What I mean by that is that IM or Peds programs will be happy you did research in radiology or brain tumors or whatever. But Derm programs aren't going to give a **** about research you did outside of derm. Same is true for ortho, ENT, nsurg, rad-onc.


I've only personal spoken with one PD about this, but this was most certainly not the case, according to him. He is more than happy to see research of any type on a student's resume, particularly if it's led to publications or other meaningful endeavors.
 
I've only personal spoken with one PD about this, but this was most certainly not the case, according to him. He is more than happy to see research of any type on a student's resume, particularly if it's led to publications or other meaningful endeavors.
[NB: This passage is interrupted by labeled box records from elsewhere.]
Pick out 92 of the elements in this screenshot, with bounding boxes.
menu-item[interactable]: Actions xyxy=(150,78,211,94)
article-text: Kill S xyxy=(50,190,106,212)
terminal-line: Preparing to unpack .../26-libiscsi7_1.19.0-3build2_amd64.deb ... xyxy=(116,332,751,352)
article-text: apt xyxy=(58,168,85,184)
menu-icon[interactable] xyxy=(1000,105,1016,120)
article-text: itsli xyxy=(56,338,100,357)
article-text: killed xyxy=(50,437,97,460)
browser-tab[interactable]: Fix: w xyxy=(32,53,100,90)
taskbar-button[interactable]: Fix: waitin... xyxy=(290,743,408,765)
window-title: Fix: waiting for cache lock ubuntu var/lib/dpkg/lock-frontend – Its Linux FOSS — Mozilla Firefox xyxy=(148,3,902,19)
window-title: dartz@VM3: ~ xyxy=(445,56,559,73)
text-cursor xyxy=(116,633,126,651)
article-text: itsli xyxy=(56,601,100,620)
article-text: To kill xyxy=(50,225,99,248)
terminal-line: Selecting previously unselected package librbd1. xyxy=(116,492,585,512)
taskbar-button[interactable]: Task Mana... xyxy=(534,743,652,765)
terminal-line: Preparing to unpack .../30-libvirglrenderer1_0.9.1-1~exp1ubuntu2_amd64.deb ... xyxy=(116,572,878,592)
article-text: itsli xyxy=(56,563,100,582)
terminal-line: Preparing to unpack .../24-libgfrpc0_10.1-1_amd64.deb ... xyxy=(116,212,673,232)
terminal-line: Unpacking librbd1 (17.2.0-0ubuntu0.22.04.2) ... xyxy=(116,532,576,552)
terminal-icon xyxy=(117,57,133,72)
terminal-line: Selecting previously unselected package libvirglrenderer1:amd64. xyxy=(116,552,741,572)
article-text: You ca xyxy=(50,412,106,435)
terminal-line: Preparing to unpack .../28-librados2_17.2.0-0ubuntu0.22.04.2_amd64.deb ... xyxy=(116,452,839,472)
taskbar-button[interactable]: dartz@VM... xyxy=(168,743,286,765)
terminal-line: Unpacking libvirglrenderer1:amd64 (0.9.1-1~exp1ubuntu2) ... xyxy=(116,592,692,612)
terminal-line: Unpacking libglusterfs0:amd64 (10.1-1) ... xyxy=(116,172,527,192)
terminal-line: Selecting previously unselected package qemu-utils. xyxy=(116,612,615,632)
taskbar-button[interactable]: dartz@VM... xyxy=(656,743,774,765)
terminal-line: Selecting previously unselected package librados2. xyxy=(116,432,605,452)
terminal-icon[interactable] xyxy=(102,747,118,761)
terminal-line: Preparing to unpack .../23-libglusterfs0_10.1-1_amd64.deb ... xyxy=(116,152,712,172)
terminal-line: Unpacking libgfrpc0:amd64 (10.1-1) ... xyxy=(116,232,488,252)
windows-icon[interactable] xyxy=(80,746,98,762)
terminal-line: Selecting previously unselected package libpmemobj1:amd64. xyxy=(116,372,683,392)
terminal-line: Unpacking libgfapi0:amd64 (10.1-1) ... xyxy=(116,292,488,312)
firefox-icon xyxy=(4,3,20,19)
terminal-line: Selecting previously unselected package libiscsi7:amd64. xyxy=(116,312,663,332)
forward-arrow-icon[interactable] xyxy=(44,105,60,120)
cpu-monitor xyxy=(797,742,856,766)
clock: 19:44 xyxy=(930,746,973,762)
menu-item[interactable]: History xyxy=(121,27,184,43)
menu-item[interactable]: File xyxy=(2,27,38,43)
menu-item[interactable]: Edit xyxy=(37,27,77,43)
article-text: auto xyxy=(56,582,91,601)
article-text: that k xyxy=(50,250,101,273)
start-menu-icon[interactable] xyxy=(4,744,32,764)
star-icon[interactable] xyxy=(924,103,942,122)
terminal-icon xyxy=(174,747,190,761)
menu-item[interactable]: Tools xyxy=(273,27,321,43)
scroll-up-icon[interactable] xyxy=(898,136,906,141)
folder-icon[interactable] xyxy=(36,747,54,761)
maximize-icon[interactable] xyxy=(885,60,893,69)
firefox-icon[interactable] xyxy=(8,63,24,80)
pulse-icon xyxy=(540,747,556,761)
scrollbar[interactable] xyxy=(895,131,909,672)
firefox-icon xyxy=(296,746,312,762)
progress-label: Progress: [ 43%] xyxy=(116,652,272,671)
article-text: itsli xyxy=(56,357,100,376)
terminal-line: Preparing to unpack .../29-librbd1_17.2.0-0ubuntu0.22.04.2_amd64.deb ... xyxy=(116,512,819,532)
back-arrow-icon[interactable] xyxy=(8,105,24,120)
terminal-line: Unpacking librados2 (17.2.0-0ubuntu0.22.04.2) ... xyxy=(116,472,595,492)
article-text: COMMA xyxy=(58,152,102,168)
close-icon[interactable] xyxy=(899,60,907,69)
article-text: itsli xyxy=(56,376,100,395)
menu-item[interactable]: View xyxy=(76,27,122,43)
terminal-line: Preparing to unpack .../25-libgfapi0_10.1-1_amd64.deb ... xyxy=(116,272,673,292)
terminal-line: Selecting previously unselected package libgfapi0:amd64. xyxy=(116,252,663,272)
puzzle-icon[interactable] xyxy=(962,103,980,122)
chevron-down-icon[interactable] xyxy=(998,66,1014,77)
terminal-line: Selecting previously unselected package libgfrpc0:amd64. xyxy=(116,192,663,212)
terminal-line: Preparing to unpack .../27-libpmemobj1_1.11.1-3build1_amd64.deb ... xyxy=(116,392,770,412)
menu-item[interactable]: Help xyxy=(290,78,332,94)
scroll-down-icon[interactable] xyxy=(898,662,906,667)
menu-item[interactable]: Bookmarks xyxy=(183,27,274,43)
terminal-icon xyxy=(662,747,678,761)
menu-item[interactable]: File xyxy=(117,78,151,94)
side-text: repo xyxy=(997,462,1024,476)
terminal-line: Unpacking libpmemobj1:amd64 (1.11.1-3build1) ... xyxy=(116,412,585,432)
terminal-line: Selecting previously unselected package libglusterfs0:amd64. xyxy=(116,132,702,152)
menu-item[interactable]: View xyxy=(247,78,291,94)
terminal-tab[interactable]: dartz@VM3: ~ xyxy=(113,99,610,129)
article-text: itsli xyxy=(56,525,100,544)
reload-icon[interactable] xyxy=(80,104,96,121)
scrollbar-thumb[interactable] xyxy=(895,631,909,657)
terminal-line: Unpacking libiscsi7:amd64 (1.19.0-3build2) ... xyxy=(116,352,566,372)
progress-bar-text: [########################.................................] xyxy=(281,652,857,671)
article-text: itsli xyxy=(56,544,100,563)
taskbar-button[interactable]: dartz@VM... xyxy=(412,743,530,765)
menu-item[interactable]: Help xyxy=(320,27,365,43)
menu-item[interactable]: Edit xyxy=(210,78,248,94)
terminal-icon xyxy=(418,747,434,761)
This is the same problem seen with the poll given out to PDs and published by NRMP...where pretty much everything on the ERAS application is listed as "important". It costs them nothing to say this. But when it really comes down to it, of course research within the field is way, way, way more important than research done elsewhere.
 
This is the same problem seen with the poll given out to PDs and published by NRMP...where pretty much everything on the ERAS application is listed as "important". It costs them nothing to say this. But when it really comes down to it, of course research within the field is way, way, way more important than research done elsewhere.
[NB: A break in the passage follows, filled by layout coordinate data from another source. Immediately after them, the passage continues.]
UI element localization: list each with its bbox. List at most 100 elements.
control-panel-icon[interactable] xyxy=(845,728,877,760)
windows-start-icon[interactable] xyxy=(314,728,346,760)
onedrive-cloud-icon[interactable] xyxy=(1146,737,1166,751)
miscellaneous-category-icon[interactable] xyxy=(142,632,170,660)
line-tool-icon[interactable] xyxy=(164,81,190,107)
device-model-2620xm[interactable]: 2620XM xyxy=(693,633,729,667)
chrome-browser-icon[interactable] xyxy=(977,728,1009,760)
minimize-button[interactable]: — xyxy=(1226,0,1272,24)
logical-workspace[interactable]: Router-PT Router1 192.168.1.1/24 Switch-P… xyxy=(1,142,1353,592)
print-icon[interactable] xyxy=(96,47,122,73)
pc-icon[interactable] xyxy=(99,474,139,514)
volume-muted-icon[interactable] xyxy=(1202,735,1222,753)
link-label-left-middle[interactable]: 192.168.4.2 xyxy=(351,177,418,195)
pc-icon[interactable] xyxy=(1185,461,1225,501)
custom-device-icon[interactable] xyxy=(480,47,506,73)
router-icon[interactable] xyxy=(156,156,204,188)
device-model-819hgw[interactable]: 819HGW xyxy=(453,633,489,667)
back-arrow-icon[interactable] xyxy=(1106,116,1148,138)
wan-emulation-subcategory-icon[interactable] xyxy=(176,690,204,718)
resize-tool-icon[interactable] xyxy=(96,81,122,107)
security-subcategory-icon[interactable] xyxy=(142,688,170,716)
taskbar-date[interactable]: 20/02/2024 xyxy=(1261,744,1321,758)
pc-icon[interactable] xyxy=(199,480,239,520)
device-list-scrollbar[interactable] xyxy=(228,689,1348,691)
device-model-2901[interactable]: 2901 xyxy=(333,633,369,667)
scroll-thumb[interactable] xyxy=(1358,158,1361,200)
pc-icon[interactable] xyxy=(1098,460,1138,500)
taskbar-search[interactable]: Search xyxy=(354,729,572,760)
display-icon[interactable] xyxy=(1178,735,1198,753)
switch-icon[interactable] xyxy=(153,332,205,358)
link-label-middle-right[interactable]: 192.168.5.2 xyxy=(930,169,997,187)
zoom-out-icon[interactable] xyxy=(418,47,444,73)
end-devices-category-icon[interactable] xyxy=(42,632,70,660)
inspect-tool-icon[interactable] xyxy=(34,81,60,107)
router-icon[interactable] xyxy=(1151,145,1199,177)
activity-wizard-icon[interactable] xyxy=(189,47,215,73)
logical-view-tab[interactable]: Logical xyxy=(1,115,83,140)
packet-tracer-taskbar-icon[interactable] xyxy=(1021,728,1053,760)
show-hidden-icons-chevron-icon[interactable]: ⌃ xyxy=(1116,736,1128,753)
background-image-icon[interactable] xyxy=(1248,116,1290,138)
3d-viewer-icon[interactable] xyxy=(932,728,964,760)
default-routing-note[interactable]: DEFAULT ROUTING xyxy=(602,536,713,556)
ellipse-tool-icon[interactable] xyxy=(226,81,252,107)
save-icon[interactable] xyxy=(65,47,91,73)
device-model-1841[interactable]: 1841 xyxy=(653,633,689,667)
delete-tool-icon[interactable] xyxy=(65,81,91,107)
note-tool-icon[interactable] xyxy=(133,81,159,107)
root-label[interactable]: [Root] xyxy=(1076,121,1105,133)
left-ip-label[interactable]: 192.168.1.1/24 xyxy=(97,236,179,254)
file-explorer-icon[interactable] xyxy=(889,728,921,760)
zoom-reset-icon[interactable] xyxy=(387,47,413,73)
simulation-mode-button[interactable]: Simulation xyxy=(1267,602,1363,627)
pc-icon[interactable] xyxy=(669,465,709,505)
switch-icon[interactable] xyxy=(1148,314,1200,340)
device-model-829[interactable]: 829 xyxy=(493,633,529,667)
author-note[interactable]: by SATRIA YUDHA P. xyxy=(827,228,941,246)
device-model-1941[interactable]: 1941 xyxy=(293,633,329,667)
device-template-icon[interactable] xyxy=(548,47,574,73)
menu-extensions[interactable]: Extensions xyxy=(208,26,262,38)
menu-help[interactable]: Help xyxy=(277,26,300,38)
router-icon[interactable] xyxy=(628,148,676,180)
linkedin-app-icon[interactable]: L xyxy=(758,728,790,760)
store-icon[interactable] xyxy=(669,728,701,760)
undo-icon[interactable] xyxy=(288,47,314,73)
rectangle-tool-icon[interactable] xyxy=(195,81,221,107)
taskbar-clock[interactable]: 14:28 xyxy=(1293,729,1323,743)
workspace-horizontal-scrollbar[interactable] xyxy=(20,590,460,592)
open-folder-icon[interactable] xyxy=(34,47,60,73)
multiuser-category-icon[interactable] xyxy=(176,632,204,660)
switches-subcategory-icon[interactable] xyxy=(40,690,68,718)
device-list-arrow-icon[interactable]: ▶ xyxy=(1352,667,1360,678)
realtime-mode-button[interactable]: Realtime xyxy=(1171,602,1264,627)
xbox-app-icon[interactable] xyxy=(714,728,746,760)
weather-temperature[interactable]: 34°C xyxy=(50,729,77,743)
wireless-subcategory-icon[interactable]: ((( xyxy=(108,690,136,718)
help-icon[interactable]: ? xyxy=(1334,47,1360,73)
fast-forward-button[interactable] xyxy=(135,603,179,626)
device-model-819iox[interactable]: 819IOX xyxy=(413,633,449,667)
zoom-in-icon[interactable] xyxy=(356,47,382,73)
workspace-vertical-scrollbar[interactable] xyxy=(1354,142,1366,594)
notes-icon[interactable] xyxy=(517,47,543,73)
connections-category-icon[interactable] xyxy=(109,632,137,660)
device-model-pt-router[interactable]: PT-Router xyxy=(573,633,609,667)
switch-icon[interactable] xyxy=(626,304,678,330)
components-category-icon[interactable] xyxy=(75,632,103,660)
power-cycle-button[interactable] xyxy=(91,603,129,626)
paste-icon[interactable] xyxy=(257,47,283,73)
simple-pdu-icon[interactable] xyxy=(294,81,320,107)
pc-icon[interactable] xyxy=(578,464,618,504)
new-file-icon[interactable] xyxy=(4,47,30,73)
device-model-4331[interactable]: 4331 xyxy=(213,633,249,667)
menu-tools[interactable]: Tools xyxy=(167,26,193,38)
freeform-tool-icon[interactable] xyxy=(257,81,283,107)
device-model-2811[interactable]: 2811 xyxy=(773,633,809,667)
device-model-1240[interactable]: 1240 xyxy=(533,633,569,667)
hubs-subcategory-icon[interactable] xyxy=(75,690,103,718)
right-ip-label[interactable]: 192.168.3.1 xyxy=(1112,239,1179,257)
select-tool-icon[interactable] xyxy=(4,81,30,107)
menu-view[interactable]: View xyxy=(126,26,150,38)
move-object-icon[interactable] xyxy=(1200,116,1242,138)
I wouldn't say its more "important"... but research within their field is generally more interesting to them than research out - though there are exceptions. And being interesting in competitive specialties, where the applicants are amazingly homogeneous on paper, can mean quite a bit.
 
That advice I gave was just the optimal stats that would most likely guarantee you an interview. Class rank is probably about as good as junior AOA. Once you get an interview at a program, I suspect these raw data are less important and all bets are off. In other words, personality and sincerity of interest will determine your matching.
 
What about research in a "related" field. For example, right now I'm working in the Ortho department at my school, but I'm actually interested in just doing general surgery. I was also thinking sports medicine or PM&R. Would my current research project help boost my resume if I get into one of these fields? Or does it not count as research in that field?
 
What about research in a "related" field. For example, right now I'm working in the Ortho department at my school, but I'm actually interested in just doing general surgery. I was also thinking sports medicine or PM&R. Would my current research project help boost my resume if I get into one of these fields? Or does it not count as research in that field?

I would assume it would obviously be a plus but I also dont think research is really necessary to match gen surg.
 
Looking at all the lifestyle residencies (derm, optho, anes, rads), derm is far and away the hardest to get into (70 percent match rate) compared to the other 3, which have match rates in the 90 percent range. As a result, I decided it would be best to do research in derm, as even a stellar Step 1 score is no guarantee of getting a derm match compared to the other ones. Also, I think my health economics research will prove to be extremely important, as it is one of my passions that will hopefully distinguish me from other applicants. Furthermore, given the uncertainty of health care reform and Medicare reimbursement cuts is likely to impact all specialties, such research might even have more impact than any research I do in a specialty.


This is the same problem seen with the poll given out to PDs and published by NRMP...where pretty much everything on the ERAS application is listed as "important". It costs them nothing to say this. But when it really comes down to it, of course research within the field is way, way, way more important than research done elsewhere.